Il écarta les bras au maximum, exposant son torse. Il suffisait d'un coup en plein cœur pour que son vœu soit exaucé.
Un flot de souvenirs surgit dans ma tête : Katherine, ses boucles brunes si douces sous mes doigts, ses crocs luisant au clair de lune, sa tête rejetée en arrière alors qu'elle s'apprêtait à mordre mon cou, son pendentif en lapis-lazuli lové chaque jour dans le creux de sa gorge. Je comprenais à présent pourquoi elle avait tué ma fiancée Rosalyn, pourquoi elle nous avait condamnés à notre sort, Damon et moi, pourquoi elle usait de sa beauté et de son visage innocent pour que les gens aient envie de la croire et de la protéger. C'était dans sa nature. Et dans la nôtre, maintenant. Mais, au lieu de l'accepter pour ce que c'était - un cadeau - ainsi que je l'envisageais, Damon semblait prendre cela pour une malédiction.
Je cassai la branche en deux sur mon genou et en jetai les morceaux dans la rivière.
— Non, répondis-je.
Je ne l'aurais admis pour rien au monde, mais la perspective de vivre seul pour l'éternité m'effrayait. Je voulais que Damon et moi apprenions ensemble à devenir des vampires à part entière.
— Non ? releva Damon, les yeux subitement grands ouverts. Tu as le cran de tuer la première fille pour laquelle tu as eu le béguin, mais pas ton frère ?

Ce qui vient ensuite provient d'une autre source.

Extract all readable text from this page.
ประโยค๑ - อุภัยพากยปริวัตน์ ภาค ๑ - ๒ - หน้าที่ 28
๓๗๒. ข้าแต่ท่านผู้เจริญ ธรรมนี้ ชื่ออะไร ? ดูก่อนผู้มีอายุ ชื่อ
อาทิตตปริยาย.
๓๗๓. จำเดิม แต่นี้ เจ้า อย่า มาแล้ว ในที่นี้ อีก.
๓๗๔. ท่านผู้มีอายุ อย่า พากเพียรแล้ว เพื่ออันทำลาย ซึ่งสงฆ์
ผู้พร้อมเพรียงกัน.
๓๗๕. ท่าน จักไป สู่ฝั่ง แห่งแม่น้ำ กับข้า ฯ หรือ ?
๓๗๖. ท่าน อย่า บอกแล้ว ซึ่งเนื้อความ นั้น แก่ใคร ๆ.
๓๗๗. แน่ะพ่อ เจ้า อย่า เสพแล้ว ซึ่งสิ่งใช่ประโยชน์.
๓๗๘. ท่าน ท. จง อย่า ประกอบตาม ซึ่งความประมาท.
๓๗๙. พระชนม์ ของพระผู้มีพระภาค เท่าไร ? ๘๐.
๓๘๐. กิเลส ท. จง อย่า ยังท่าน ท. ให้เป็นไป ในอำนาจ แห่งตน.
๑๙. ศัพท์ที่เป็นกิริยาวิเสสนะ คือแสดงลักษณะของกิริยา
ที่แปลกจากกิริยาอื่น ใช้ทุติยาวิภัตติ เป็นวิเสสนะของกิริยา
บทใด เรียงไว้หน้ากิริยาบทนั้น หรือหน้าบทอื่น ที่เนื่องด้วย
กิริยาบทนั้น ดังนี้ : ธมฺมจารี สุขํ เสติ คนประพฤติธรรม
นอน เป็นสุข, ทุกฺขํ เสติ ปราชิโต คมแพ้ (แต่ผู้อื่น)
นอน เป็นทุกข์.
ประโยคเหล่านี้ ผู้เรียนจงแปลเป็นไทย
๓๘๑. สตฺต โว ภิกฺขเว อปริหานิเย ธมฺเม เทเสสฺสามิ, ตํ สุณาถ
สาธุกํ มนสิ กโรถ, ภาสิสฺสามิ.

D'un coup, il me jeta à terre et s'approcha d'un air menaçant, les lèvres rétractées sur ses crocs, avant de cracher sur mon cou.

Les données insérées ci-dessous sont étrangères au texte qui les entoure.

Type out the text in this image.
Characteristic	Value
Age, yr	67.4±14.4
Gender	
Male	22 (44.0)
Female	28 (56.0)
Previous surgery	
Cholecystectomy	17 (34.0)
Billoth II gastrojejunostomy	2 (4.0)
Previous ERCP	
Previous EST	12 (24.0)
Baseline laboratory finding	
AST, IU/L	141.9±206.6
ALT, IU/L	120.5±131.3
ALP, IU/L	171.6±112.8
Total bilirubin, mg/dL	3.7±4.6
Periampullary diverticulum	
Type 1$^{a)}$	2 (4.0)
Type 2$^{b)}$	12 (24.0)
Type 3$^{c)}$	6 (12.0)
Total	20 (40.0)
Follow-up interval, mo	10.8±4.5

— Inutile de te tourner en ridicule, répliquai-je en me relevant. (Damon était fort, mais je l'étais plus encore grâce à mes repas réguliers.) Ne me dis pas que tu es assez stupide pour penser que Katherine t'aimait, grondai-je. Ce qu'elle aimait, c'était son pouvoir et la façon dont elle en abusait pour nous manipuler. Nous ? Elle ne nous a jamais aimés.
Les pupilles de mon frère s'embrasèrent. Il se jeta littéralement sur moi. Son épaule, dure comme de la pierre, me heurta, m'envoyant contre un arbre. Le tronc se brisa dans un grand bruit.
— Moi ! Moi, elle m'aimait.
— Alors pourquoi m'avoir changé en vampire moi aussi ? lui lançai-je au moment de me relever.
Mon argument eut l'effet escompté : les épaules de Damon s'affaissèrent et il recula en chancelant.
— Entendu. Je ferai ça moi-même, décida-t-il à mi-voix.
Il empoigna un autre bâton et en fit courir l'extrémité la plus pointue le long de sa poitrine. Je le lui arrachai des mains et lui tordis les bras dans le dos.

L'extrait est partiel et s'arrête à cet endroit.